Yes, the whole “It Takes A Village” thing is cliche, but this week I am truly living that statement and reminded that cliches exist because, well, they’re often true.
It’s hard to go far in the parenting literature without coming across an article about the differences in how U.S. parents raise their (our) children now versus how it all worked just a few generations ago. The specific topic that’s hitting home for me today is that so many of us live so far away from our extended families whereas not so long ago the opposite was true. For many Pine Village families this is even more acute because of the many whose families don’t just live a city or state away, but an entire continent. Or, to come at it from a different angle, those who have come to the U.S. from a culture in which living in the same city/neighborhood/house (pick all that apply) is still the norm.

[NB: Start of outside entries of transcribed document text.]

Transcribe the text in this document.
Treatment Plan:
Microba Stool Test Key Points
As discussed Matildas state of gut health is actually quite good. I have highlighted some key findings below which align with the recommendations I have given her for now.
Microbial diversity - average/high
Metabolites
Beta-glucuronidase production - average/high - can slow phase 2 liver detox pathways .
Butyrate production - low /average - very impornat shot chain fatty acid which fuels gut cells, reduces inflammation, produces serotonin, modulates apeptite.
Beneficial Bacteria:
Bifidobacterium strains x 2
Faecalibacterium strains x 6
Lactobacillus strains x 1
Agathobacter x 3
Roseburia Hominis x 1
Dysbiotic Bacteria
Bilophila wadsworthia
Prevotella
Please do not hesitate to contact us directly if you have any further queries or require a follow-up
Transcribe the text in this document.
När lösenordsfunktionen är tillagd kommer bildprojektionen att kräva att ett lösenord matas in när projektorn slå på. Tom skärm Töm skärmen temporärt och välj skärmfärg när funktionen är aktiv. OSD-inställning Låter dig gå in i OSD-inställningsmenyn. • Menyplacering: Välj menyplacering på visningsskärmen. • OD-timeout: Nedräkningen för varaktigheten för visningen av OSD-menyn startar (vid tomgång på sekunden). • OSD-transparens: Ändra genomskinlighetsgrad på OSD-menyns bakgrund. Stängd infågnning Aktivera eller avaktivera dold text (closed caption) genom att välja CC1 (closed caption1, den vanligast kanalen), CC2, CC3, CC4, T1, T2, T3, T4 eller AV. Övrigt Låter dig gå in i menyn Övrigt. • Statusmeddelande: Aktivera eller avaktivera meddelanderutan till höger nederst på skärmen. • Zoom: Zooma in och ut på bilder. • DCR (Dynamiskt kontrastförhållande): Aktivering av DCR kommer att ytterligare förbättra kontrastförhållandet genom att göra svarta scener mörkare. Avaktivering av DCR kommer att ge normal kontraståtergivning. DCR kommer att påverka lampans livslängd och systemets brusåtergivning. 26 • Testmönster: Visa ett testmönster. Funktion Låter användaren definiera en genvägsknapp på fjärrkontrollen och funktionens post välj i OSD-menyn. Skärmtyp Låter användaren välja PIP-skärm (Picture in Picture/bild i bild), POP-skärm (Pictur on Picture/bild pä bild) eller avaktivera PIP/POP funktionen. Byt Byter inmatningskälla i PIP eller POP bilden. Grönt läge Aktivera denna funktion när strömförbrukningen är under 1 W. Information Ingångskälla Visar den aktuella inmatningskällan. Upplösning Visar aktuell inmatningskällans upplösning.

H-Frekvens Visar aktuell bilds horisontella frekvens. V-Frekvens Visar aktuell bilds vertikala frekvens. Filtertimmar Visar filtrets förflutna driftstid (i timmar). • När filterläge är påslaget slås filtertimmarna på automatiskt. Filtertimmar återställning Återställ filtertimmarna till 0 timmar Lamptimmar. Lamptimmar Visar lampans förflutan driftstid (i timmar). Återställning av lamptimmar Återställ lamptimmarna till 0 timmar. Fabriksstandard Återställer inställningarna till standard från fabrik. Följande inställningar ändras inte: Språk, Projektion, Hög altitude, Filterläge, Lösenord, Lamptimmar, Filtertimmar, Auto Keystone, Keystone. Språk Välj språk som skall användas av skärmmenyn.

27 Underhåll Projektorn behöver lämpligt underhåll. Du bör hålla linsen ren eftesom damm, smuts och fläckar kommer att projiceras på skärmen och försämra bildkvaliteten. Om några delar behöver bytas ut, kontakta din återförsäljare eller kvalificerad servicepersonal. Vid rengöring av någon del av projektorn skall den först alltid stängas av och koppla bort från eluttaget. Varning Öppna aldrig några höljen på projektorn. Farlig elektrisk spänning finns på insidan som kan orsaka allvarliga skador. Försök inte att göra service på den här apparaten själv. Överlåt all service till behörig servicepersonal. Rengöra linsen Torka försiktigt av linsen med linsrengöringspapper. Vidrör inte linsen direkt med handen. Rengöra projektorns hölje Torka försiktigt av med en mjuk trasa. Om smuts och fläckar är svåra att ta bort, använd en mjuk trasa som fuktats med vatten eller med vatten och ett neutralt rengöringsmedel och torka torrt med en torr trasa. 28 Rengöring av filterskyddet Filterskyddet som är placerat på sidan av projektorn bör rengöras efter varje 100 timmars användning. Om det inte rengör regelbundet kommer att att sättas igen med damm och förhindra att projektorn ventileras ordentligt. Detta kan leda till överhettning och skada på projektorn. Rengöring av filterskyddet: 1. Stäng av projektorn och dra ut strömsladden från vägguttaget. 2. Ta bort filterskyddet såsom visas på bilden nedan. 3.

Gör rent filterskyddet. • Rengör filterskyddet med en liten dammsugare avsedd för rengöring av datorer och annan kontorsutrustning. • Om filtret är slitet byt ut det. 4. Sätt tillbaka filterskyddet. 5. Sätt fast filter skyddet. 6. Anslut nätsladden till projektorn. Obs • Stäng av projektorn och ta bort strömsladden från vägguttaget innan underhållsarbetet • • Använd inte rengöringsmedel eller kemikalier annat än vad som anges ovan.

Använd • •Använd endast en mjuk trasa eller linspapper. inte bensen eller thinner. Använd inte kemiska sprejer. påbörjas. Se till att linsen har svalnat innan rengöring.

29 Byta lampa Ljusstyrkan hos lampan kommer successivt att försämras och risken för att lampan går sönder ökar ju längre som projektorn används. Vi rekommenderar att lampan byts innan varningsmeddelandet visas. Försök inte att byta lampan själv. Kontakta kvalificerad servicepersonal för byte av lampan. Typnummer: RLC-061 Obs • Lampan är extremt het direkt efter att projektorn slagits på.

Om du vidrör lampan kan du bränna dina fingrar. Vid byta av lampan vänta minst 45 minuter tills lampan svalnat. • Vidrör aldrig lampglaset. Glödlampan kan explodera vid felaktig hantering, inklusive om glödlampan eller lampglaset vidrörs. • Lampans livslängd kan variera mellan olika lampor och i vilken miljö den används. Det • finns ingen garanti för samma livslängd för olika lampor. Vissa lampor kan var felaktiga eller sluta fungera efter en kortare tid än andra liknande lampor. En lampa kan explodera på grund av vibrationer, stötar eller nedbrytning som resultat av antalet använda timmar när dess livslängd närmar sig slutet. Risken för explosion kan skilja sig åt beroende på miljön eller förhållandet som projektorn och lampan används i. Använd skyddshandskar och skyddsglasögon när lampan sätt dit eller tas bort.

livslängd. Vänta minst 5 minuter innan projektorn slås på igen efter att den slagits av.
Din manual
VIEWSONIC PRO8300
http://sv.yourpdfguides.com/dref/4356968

Both my parents grew up in neighborhoods that were filled with family. My mother often speaks of the Brooklyn triple-decker in which she grew up along with her grandmother in the apartment below her, her aunt and uncle in the apartment above, and many more aunts, uncles, and cousins living on the same block or right around the corner. I have memories as a young girl going to visit my father’s grandmother in a different triple-decker, but one similarly filled with various generations of his family. (The major difference between the two was that in my mom’s family they all talked to each other whereas in my dad’s they stopped speaking to each other at least a decade or two before. But that’s another story entirely.) As the parent of three, I can only imagine what it would have been like to know that, regardless of what time I had to leave the house or come home there would be someone there to let the kids out or in. I recently read an article by Rod Dreher in which he talks about moving his family from Philadelphia to his very small hometown of Saint Francisville, Louisiana. He recounts an incident where his cousin happened to come across his 8-year-old son after a bicycle mishap. “When I crashed,” he quotes his son as saying, “so many people came to help me, and they all knew who I was.”
To be honest, my small(ish) hometown wasn’t anything like his. In fact, once, when my children were much younger (and before James even existed), we attended the City of Boston’s tree-lighting ceremony in Brighton’s Oak Square. While looking around at the children all running and playing together, the families greeting each other, the general goodwill and, yes, holiday spirit, my mother commented that she’d always wanted to experience that kind of town-center feeling — who would have thought that the place she would see it was in Boston, a city ten times the size of where I grew up in terms of population.
This week I would have done just about anything to be living in one of those triple deckers in Brooklyn. This week I happen to be playing single parent and am having to navigate the daycare drop off and pick up, the vacation camp drop off and pick up, the getting to work (reasonably) on time, not to mention the snow/ice banks that still exist everywhere and add in a whole other dimension of the commuting experience that I could very easily live without. If only I had the aunts, uncles, cousins, etc., who could come to the rescue.
But I am grateful that in this big “impersonal” city, I have the next best thing. I have the housemate who sat in the car with two-year-old James this morning while I parked two snowbanks away from the Y and then took ten minutes to get in and out of there while dropping off ten-year-old Will. (Not to mention who actually strapped James into his car seat while Will played on the ice-covered mountain in our front yard and I carried out the various bags that everyone needed for their day.) And, with a class that I couldn’t skip last night, I was grateful that my mother-in-law, who had James for the day, then picked up Will and brought both of them home. And that our housemate got them dinner and played cars with James and generally kept Will occupied so that he didn’t destroy the house while I was out. And that our next door neighbor was willing to have a two-year-old and ten-year-old dropped off for a half hour in between just in case the mother-in-law and housemate schedules didn’t quite match up.
So although I will still be at a pretty high stress level for most of the time my husband is out of town, I am so very grateful for the village that will help me get through until he returns.
What a lovely reminder of what matters most: connecting with the people with whom we live, and drawing on them for love and support. Thanks for sharing this wonderful post!
Thanks, Luke! I’m glad you liked the post!